Meine Debuglogs sind leider Leer :/

Hatte das Problem bisher nicht, denke halt, dass es am Patch lag.

Checkt der Client zwischendurch ob es Updates gab und könnte deswegen Crashen? Oder Zufall?

Mfg

NachtkindFX

< EDIT >

Args sollte eigentlich in den Feedback Beitrag!


----------



## Regnor (14. März 2008)

NachtkindFX schrieb:


> Hmm, Zufall oder nicht...
> 
> Habe grad ne Runde "Two Worlds" gespielt, um zu schauen inwieweit die Angezeigte Zeit in meinem Profil übereinstimmt.
> 
> ...




egal@edit 


			Dieser Inhalt steht nur eingeloggten Mitgliedern zur Verfügung.
        



nein, der client prüft nur beim starten ob es eine neue Version gibt und das er einfach so ausgeht ist schon arg merkwürdig


----------



## NachtkindFX (14. März 2008)

Hmm

Hab jetzt mal Logs gekramt incl. den Windows Ereignisanzeigen... nichts zu sehen.

Evtl. hat Windows das Icon einfach nicht mehr angezeigt und ich habs im Taskmanager übersehen, dass es doch noch lief.
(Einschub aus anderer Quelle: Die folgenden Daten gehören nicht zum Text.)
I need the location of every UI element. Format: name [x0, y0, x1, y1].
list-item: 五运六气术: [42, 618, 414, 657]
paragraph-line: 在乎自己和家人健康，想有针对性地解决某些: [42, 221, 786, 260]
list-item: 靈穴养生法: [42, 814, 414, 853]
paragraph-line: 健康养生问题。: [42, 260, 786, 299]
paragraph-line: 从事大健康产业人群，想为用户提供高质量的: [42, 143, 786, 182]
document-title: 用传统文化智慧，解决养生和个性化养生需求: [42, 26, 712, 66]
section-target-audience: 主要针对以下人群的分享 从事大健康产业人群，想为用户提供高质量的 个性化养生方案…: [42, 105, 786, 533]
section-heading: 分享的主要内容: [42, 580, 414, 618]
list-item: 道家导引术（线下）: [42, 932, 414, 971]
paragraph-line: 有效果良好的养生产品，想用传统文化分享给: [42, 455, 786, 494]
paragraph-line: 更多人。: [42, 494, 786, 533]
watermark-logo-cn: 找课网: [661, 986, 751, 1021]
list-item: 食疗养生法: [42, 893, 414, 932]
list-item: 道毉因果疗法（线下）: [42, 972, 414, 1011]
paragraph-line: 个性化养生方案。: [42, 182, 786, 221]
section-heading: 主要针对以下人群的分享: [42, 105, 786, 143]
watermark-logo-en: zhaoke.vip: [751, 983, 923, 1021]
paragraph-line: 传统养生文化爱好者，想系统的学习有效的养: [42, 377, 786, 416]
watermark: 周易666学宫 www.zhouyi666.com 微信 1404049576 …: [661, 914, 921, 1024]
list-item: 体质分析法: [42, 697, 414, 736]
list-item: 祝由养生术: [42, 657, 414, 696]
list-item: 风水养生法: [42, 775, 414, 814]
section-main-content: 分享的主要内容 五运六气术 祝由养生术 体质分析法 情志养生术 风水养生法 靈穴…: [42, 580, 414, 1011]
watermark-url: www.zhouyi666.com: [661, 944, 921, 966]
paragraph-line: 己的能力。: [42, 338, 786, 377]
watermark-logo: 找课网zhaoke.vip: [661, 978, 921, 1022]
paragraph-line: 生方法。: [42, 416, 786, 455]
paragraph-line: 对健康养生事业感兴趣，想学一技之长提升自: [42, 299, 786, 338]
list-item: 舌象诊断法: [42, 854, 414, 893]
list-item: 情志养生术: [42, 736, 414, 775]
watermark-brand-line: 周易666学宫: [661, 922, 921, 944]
In dem Fall müsste er ja die 1,5 Std Two Worlds meinem Spielzeit Konto gutschreiben.

Werd es mal beobachten.

Mfg

NachtkindFX


----------



## NachtkindFX (16. März 2008)

Kurzes Feedback dazu...

Die Spielzeit von Freitag ist nicht dazu gekommen.

Bin mir aber ziemlich sicher, dass Blasc beim Start von Two Worlds lief.

Bleiben also nur 2 Möglichkeiten.

Entweder hab ich den Client in Geistiger Umnachtung vor dem Start von Two Worlds geschlossen. ( Hatte vorher noch noch was damit rumgespielt. )

Oder Windows hat es gefressen. ( Hab ja die Beta von Sp3 drauf).

Wir werden es Vermutlich nie erfahren...  


			Dieser Inhalt steht nur eingeloggten Mitgliedern zur Verfügung.


----------